Padang Panjang (ANTARA) - Sales Branch Manager Pertamina Rayon IV Sumatera Barat, Yudistira menyampaikan, penerapan aplikasi MyPertamina untuk mengendalikan pembelian BBM agar tepat guna dan tepat kuota. Di Sumbar, pemerintah harus membayar subsidi sebesar Rp18,3 miliar/hari untuk dua jenis BBM itu.
 
“Alasan menerapkan transaksi membeli BBM Pertalite dan Biosolar melalui aplikasi MyPertamina merupakan bentuk komitmen untuk memastikan penyaluran BBM subsidi tepat sasaran, sesuai dengan alokasi dan regulasi yang berlaku,” jelasnya dalam acara sosialisasi pendaftaran pengguna BBM bersubsidi di Hall Lantai III Balai Kota, Jumat (8/7) yang diikuti seluruh OPD di lingkungan Pemko Padang Panjang.

Pihaknya mengimbau, agar masyarakat yang berhak menggunakan Pertalite dan Biosolar dapat melakukan pendaftaran melalui website subsiditepat.mypertamina.id.

“Pengguna terdaftar akan mendapatkan QR Code khusus yang menunjukan bahwa data pengguna telah cocok dan dapat membeli Pertalite dan Biosolar,” sebutnya. 

Ditambahkannya, transaksi BBM bersubsidi dengan QR Code ini mudah, simpel, dan tepat sasaran. Pembayarannya juga masih sama dengan transaksi seperti biasa, yakni pembayaran tunai maupun nontunai.

Sementara Sekdako, Sonny Budaya Putra, A.P, M.Si menyebutkan, Padang Panjang termasuk salah satu kabupaten/kota di Sumbar yang menjadi daerah uji coba pendaftaran konsumen BBM bersubsidi melalui aplikasi MyPertamina. Selain Padang Panjang, ada Kabupaten Agam, Kabupaten Tanah Datar dan Kota Bukittinggi.

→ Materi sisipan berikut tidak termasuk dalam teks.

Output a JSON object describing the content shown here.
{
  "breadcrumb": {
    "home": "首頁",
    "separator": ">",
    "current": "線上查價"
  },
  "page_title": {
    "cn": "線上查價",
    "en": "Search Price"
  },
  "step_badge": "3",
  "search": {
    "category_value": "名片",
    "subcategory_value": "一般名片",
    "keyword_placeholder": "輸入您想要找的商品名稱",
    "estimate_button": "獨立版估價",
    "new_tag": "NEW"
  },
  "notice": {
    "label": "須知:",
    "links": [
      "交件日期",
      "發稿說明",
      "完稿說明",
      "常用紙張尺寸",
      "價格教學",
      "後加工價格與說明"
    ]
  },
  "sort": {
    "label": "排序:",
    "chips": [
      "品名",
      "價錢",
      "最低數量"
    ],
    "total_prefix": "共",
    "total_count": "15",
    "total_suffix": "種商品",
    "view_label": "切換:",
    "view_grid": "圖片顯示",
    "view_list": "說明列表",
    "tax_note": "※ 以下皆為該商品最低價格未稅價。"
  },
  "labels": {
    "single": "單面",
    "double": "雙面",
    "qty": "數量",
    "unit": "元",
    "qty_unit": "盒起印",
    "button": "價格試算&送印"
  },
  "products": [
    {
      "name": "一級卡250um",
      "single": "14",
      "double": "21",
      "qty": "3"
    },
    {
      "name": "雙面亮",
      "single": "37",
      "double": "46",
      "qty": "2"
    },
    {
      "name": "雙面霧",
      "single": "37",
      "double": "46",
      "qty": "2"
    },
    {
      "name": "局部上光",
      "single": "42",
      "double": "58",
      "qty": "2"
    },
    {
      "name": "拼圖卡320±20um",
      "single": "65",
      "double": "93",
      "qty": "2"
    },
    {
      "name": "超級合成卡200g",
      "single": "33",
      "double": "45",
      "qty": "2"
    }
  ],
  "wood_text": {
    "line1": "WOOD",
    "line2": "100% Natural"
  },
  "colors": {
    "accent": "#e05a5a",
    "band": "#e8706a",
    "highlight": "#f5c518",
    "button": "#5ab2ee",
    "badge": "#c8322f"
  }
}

Dikatakannya, langkah pertama sosialisasi ini melalui aparatur pemerintah, di samping sebagai pengguna, juga untuk dapat membantu menginformasikannya di tengah masyarakat.

"Karena ini merupakan kebijakan pemerintah, kita semua bisa menjadi penyambung informasi kepada masyarakat. Mudah-mudahan dapat kita sebarluaskan informasi ini dan dipahami dengan mudah oleh masyarakat,” harapnya.